Cenário econômico mantém ambiente desafiador para empresas, apesar de indicadores positivos
Apesar de parte dos indicadores econômicos apontar um cenário favorável para a atividade econômica brasileira, especialistas alertam que os sinais positivos podem não se sustentar no médio e longo prazos, diante do elevado nível dos juros, da questão das contas públicas e do aumento do endividamento das empresas.
A avaliação foi feita pela economista e sócia da Siegen, empresa de consultoria empresarial, Jucélia Lisboa, durante apresentação sobre o cenário macroeconômico brasileiro no evento Café & Debate. Segundo ela, dos 32 indicadores analisados pela consultoria, 17 mostram desempenho positivo quando observados isoladamente, refletindo resiliência da economia.
Entre os fatores favoráveis estão a revisão para cima das projeções do Produto Interno Bruto (PIB), a recuperação da atividade, o crescimento dos setores de serviços e agropecuária, o superávit da balança comercial, a taxa de desemprego em 5,6%, o aumento da renda média da população e a desaceleração recente da inflação.
“A maior parte dos indicadores mostra uma economia resiliente no curto prazo, com crescimento do PIB, mercado de trabalho aquecido, aumento da renda e inflação mais comportada”, destacou Jucélia Lisboa.
Ela observou ainda que o mercado financeiro também apresentou desempenho positivo ao longo do ano, com valorização da bolsa brasileira, fortalecimento de setores como financeiro, imobiliário e elétrico, além de ganhos registrados nos principais mercados internacionais.
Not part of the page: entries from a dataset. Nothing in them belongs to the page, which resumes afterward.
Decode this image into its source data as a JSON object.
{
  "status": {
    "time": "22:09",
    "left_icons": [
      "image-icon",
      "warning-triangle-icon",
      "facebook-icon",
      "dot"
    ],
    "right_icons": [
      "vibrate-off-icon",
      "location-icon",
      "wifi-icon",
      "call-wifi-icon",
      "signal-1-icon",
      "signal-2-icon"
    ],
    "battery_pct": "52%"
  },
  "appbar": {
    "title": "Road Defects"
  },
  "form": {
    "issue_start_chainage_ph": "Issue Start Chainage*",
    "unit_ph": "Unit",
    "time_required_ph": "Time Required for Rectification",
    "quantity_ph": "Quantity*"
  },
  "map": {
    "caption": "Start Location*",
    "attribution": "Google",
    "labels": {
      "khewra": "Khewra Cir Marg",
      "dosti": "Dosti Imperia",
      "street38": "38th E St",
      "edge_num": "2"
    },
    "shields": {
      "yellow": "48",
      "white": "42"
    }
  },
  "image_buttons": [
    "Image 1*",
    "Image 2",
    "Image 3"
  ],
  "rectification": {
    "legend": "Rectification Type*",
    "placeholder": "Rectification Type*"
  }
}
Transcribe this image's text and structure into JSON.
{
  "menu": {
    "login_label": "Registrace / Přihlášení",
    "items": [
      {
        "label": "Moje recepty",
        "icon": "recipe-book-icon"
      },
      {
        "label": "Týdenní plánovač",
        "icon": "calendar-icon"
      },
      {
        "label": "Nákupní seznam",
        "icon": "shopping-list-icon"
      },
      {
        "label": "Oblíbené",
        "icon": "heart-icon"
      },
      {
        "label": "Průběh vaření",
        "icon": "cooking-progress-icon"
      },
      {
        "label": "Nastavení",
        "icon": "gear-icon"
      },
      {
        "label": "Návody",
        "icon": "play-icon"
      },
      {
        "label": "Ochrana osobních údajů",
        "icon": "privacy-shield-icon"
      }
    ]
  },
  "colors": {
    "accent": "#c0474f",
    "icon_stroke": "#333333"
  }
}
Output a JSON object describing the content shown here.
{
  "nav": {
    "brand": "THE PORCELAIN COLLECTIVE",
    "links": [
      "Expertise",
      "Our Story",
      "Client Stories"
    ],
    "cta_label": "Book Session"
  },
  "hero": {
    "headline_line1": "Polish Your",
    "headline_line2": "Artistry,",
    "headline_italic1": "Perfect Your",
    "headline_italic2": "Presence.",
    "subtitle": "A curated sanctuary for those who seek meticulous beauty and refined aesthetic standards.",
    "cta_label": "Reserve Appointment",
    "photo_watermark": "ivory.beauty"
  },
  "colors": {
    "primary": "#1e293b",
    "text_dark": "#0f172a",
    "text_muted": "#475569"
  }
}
Apesar desse cenário aparentemente favorável, a economista ressaltou que a análise conjunta dos indicadores revela fragilidades importantes.
Entre os principais fatores de preocupação estão a dívida líquida do setor público em nível recorde, o resultado primário deficitário, o crescimento das despesas públicas acima das receitas, a manutenção da taxa Selic em patamar elevado e as incertezas provocadas pelo cenário geopolítico internacional, especialmente pelos conflitos no Oriente Médio, que pressionam o preço do petróleo e podem dificultar o controle da inflação.
“Os principais sinais de alerta estão justamente nos fatores que determinam a sustentabilidade do crescimento: contas públicas, juros reais elevados, endividamento e saúde financeira das empresas. A fotografia atual é positiva, mas a leitura estrutural exige muita cautela”, afirmou.
Segundo Jucélia Lisboa, esse ambiente exige maior prudência das empresas na tomada de decisões de investimento, principalmente quando o horizonte é de longo prazo.
Na avaliação do especialista em recuperação judicial e CEO da Siegen, Alexandre Temerloglou, o elevado custo do crédito continuará sendo um dos principais desafios para as empresas brasileiras.
Ele afirma que a expectativa da consultoria é de que a Selic permaneça próxima de 14% até o fim do ano, mantendo elevado o custo financeiro das operações.
“A dificuldade de rolagem das dívidas continua muito grande. As empresas enfrentam juros elevados, aumento do custo dos insumos, pressão dos fornecedores e também crescimento das despesas com mão de obra, já que a renda vem subindo acima da inflação”, explicou.
Segundo Temerloglou, esse conjunto de fatores reduz as margens das empresas e pressiona o fluxo de caixa, principalmente em negócios que já operam com baixa rentabilidade.
Como consequência, a tendência é de continuidade no aumento dos pedidos de recuperação judicial e dos processos de reestruturação financeira.
“O cenário continua bastante desafiador. Mesmo que a Selic comece um ciclo moderado de redução, ela permanecerá elevada por um período prolongado. As empresas precisarão adaptar sua gestão financeira para conviver com esse ambiente de juros altos por mais tempo”, concluiu.